In the bankruptcy case of former Playboy Bunny Anna Nicole Smith, a.k.a. Vickie Lynn Marshall who married multimillionaire J. Howard Marshall II, a man 63 years her senior, the issue of whether or not a bankruptcy court has jurisdiction over certain issues in the case is being debated.
The issue at hand is whether or not the bankruptcy court had the right to rule on a claim that Marshall’s youngest son, Pierce wielded undue influence to swindle Anna Nicole out of a gift or inheritance that she expected to receive from the millionaire. The bankruptcy court felt it had a say in the issue because the inheritance would have been part of the bankruptcy estate, making it a core issue. But on appeal it was ruled that the claim, while necessary, was not a core issue and therefore the bankruptcy court did not have the jurisdiction to rule on it.

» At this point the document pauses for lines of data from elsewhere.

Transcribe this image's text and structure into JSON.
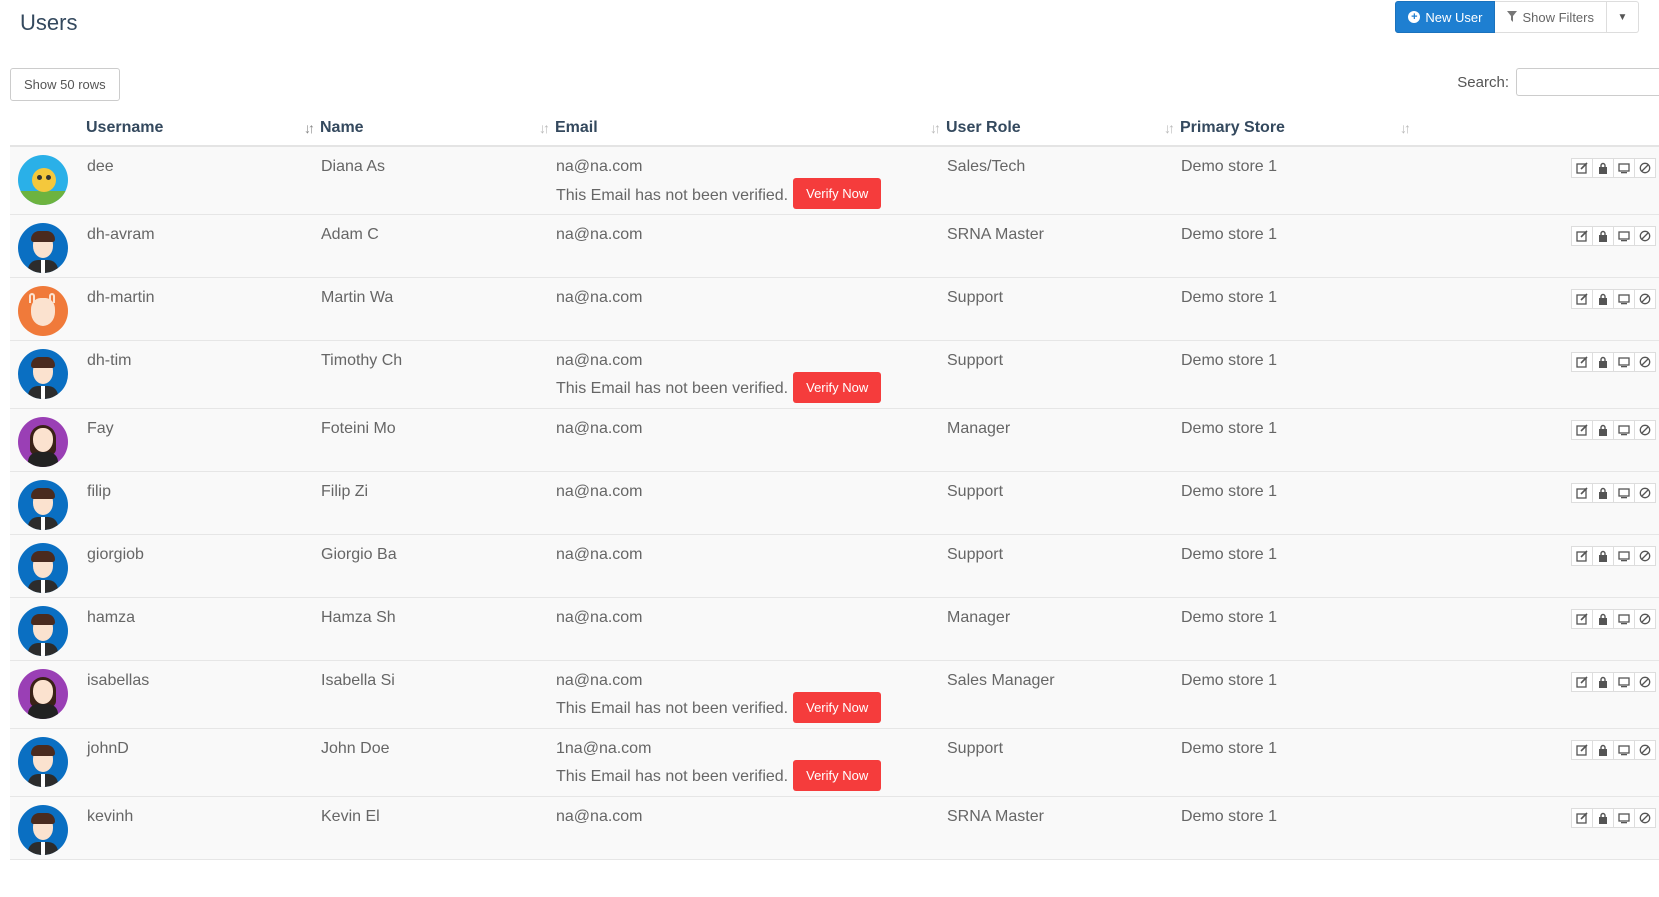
{
  "header": {
    "title": "Users",
    "new_user_label": "New User",
    "show_filters_label": "Show Filters"
  },
  "controls": {
    "show_rows_label": "Show 50 rows",
    "search_label": "Search:",
    "search_value": ""
  },
  "table": {
    "columns": [
      "Username",
      "Name",
      "Email",
      "User Role",
      "Primary Store"
    ],
    "verify_notice": "This Email has not been verified.",
    "verify_button_label": "Verify Now",
    "rows": [
      {
        "avatar": "cartoon",
        "username": "dee",
        "name": "Diana As",
        "email": "na@na.com",
        "unverified": true,
        "role": "Sales/Tech",
        "store": "Demo store 1"
      },
      {
        "avatar": "man",
        "username": "dh-avram",
        "name": "Adam C",
        "email": "na@na.com",
        "unverified": false,
        "role": "SRNA Master",
        "store": "Demo store 1"
      },
      {
        "avatar": "deer",
        "username": "dh-martin",
        "name": "Martin Wa",
        "email": "na@na.com",
        "unverified": false,
        "role": "Support",
        "store": "Demo store 1"
      },
      {
        "avatar": "man",
        "username": "dh-tim",
        "name": "Timothy Ch",
        "email": "na@na.com",
        "unverified": true,
        "role": "Support",
        "store": "Demo store 1"
      },
      {
        "avatar": "woman",
        "username": "Fay",
        "name": "Foteini Mo",
        "email": "na@na.com",
        "unverified": false,
        "role": "Manager",
        "store": "Demo store 1"
      },
      {
        "avatar": "man",
        "username": "filip",
        "name": "Filip Zi",
        "email": "na@na.com",
        "unverified": false,
        "role": "Support",
        "store": "Demo store 1"
      },
      {
        "avatar": "man",
        "username": "giorgiob",
        "name": "Giorgio Ba",
        "email": "na@na.com",
        "unverified": false,
        "role": "Support",
        "store": "Demo store 1"
      },
      {
        "avatar": "man",
        "username": "hamza",
        "name": "Hamza Sh",
        "email": "na@na.com",
        "unverified": false,
        "role": "Manager",
        "store": "Demo store 1"
      },
      {
        "avatar": "woman",
        "username": "isabellas",
        "name": "Isabella Si",
        "email": "na@na.com",
        "unverified": true,
        "role": "Sales Manager",
        "store": "Demo store 1"
      },
      {
        "avatar": "man",
        "username": "johnD",
        "name": "John Doe",
        "email": "1na@na.com",
        "unverified": true,
        "role": "Support",
        "store": "Demo store 1"
      },
      {
        "avatar": "man",
        "username": "kevinh",
        "name": "Kevin El",
        "email": "na@na.com",
        "unverified": false,
        "role": "SRNA Master",
        "store": "Demo store 1"
      }
    ]
  },
  "colors": {
    "primary": "#1e7fd1",
    "danger": "#f53c3c",
    "heading": "#34495e"
  },
  "icons": [
    "plus-circle-icon",
    "filter-icon",
    "caret-down-icon",
    "sort-icon",
    "edit-icon",
    "lock-icon",
    "monitor-icon",
    "ban-icon"
  ]
}
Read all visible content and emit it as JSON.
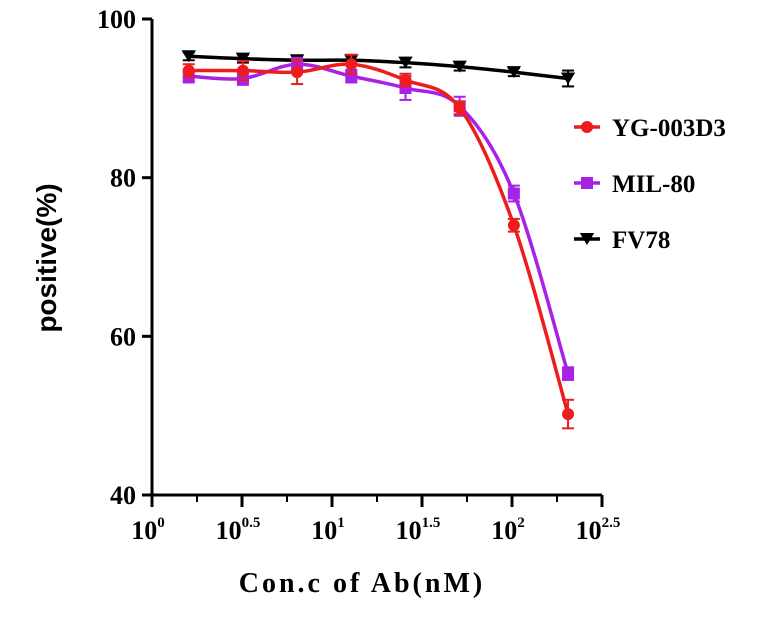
{
  "chart_data": {
    "type": "line",
    "xscale": "log10",
    "xlabel": "Con.c of Ab(nM)",
    "ylabel": "positive(%)",
    "xlim": [
      1,
      316.23
    ],
    "ylim": [
      40,
      100
    ],
    "x_ticks": [
      {
        "base": "10",
        "exp": "0",
        "value": 1
      },
      {
        "base": "10",
        "exp": "0.5",
        "value": 3.162
      },
      {
        "base": "10",
        "exp": "1",
        "value": 10
      },
      {
        "base": "10",
        "exp": "1.5",
        "value": 31.62
      },
      {
        "base": "10",
        "exp": "2",
        "value": 100
      },
      {
        "base": "10",
        "exp": "2.5",
        "value": 316.23
      }
    ],
    "y_ticks": [
      "40",
      "60",
      "80",
      "100"
    ],
    "grid": false,
    "legend_position": "right",
    "series": [
      {
        "name": "YG-003D3",
        "color": "#ee1c1c",
        "marker": "circle",
        "points": [
          {
            "x": 1.6,
            "y": 93.5,
            "err": 0.8
          },
          {
            "x": 3.2,
            "y": 93.5,
            "err": 1.2
          },
          {
            "x": 6.4,
            "y": 93.3,
            "err": 1.5
          },
          {
            "x": 12.8,
            "y": 94.3,
            "err": 1.2
          },
          {
            "x": 25.6,
            "y": 92.3,
            "err": 0.8
          },
          {
            "x": 51.2,
            "y": 88.8,
            "err": 0.8
          },
          {
            "x": 102.4,
            "y": 74.0,
            "err": 0.8
          },
          {
            "x": 204.8,
            "y": 50.2,
            "err": 1.8
          }
        ]
      },
      {
        "name": "MIL-80",
        "color": "#a822e6",
        "marker": "square",
        "points": [
          {
            "x": 1.6,
            "y": 92.8,
            "err": 0.8
          },
          {
            "x": 3.2,
            "y": 92.5,
            "err": 0.8
          },
          {
            "x": 6.4,
            "y": 94.3,
            "err": 0.8
          },
          {
            "x": 12.8,
            "y": 92.8,
            "err": 0.8
          },
          {
            "x": 25.6,
            "y": 91.3,
            "err": 1.5
          },
          {
            "x": 51.2,
            "y": 89.0,
            "err": 1.2
          },
          {
            "x": 102.4,
            "y": 78.0,
            "err": 1.0
          },
          {
            "x": 204.8,
            "y": 55.3,
            "err": 0.8
          }
        ]
      },
      {
        "name": "FV78",
        "color": "#000000",
        "marker": "triangle-down",
        "points": [
          {
            "x": 1.6,
            "y": 95.3,
            "err": 0.5
          },
          {
            "x": 3.2,
            "y": 95.0,
            "err": 0.5
          },
          {
            "x": 6.4,
            "y": 94.8,
            "err": 0.5
          },
          {
            "x": 12.8,
            "y": 94.8,
            "err": 0.5
          },
          {
            "x": 25.6,
            "y": 94.5,
            "err": 0.6
          },
          {
            "x": 51.2,
            "y": 94.0,
            "err": 0.5
          },
          {
            "x": 102.4,
            "y": 93.3,
            "err": 0.5
          },
          {
            "x": 204.8,
            "y": 92.5,
            "err": 1.0
          }
        ]
      }
    ]
  }
}
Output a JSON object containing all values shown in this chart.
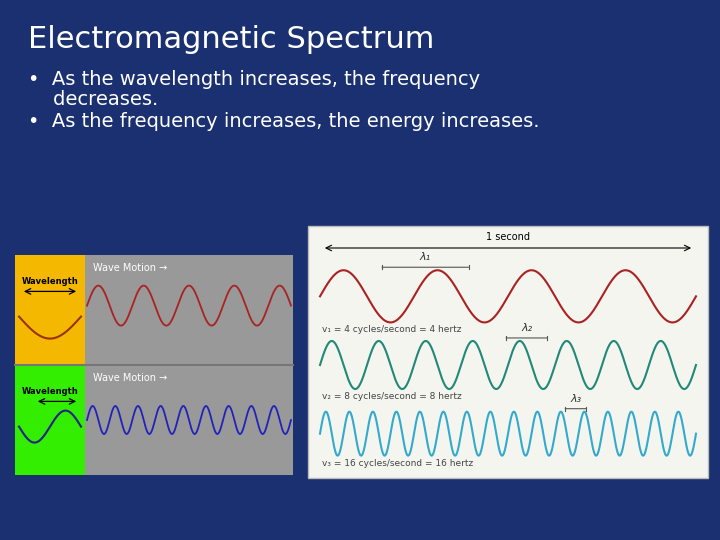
{
  "background_color": "#1a3070",
  "title": "Electromagnetic Spectrum",
  "title_color": "#ffffff",
  "title_fontsize": 22,
  "bullet1_line1": "•  As the wavelength increases, the frequency",
  "bullet1_line2": "    decreases.",
  "bullet2": "•  As the frequency increases, the energy increases.",
  "bullet_fontsize": 14,
  "bullet_color": "#ffffff",
  "yellow_bg": "#f5b800",
  "green_bg": "#33ee00",
  "gray_bg": "#999999",
  "wave1_color": "#aa2222",
  "wave2_color": "#2222bb",
  "right_wave1_color": "#aa2222",
  "right_wave2_color": "#228877",
  "right_wave3_color": "#33aacc",
  "right_image_bg": "#f5f5f0",
  "note1": "v₁ = 4 cycles/second = 4 hertz",
  "note2": "v₂ = 8 cycles/second = 8 hertz",
  "note3": "v₃ = 16 cycles/second = 16 hertz",
  "lambda1": "λ₁",
  "lambda2": "λ₂",
  "lambda3": "λ₃",
  "one_second": "1 second",
  "wave_motion": "Wave Motion →",
  "wavelength_label": "Wavelength"
}
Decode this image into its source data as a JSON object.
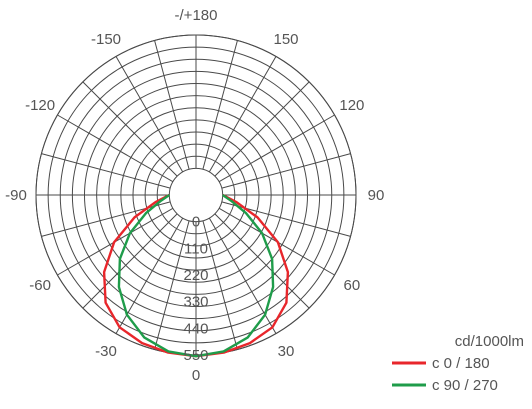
{
  "chart_data": {
    "type": "polar",
    "unit_label": "cd/1000lm",
    "angle_labels": [
      {
        "angle": 180,
        "label": "-/+180"
      },
      {
        "angle": 150,
        "label": "150"
      },
      {
        "angle": 120,
        "label": "120"
      },
      {
        "angle": 90,
        "label": "90"
      },
      {
        "angle": 60,
        "label": "60"
      },
      {
        "angle": 30,
        "label": "30"
      },
      {
        "angle": 0,
        "label": "0"
      },
      {
        "angle": -30,
        "label": "-30"
      },
      {
        "angle": -60,
        "label": "-60"
      },
      {
        "angle": -90,
        "label": "-90"
      },
      {
        "angle": -120,
        "label": "-120"
      },
      {
        "angle": -150,
        "label": "-150"
      }
    ],
    "radial_ticks": [
      0,
      110,
      220,
      330,
      440,
      550
    ],
    "radial_max": 550,
    "series": [
      {
        "name": "c 0 / 180",
        "color": "#e8262b",
        "angles": [
          0,
          10,
          20,
          30,
          40,
          50,
          60,
          70,
          80,
          90
        ],
        "values": [
          555,
          550,
          540,
          520,
          470,
          385,
          280,
          160,
          60,
          0
        ]
      },
      {
        "name": "c 90 / 270",
        "color": "#1f9c4a",
        "angles": [
          0,
          10,
          20,
          30,
          40,
          50,
          60,
          70,
          80,
          90
        ],
        "values": [
          555,
          545,
          515,
          460,
          385,
          300,
          205,
          110,
          40,
          0
        ]
      }
    ]
  }
}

The federal district court in California said that while a bankruptcy court can issue final judgments on core matters (matters intrinsically related to bankruptcy proceedings), Vickie Lynn’s claim was not a core matter. Although they arose from the same transactions, their vastly different magnitude, legal theories and necessary proof resulted in their classification as non-core matters. Because they were non-core, the bankruptcy court was not authorized to issue findings of fact and conclusions of law, but was instead required to issue proposed findings and conclusions which would then be decided by the district court.
The Supreme Court is scheduled to hear this case and rule on exactly how much jurisdiction the bankruptcy court has over this matter. They plan to have made a decision by June.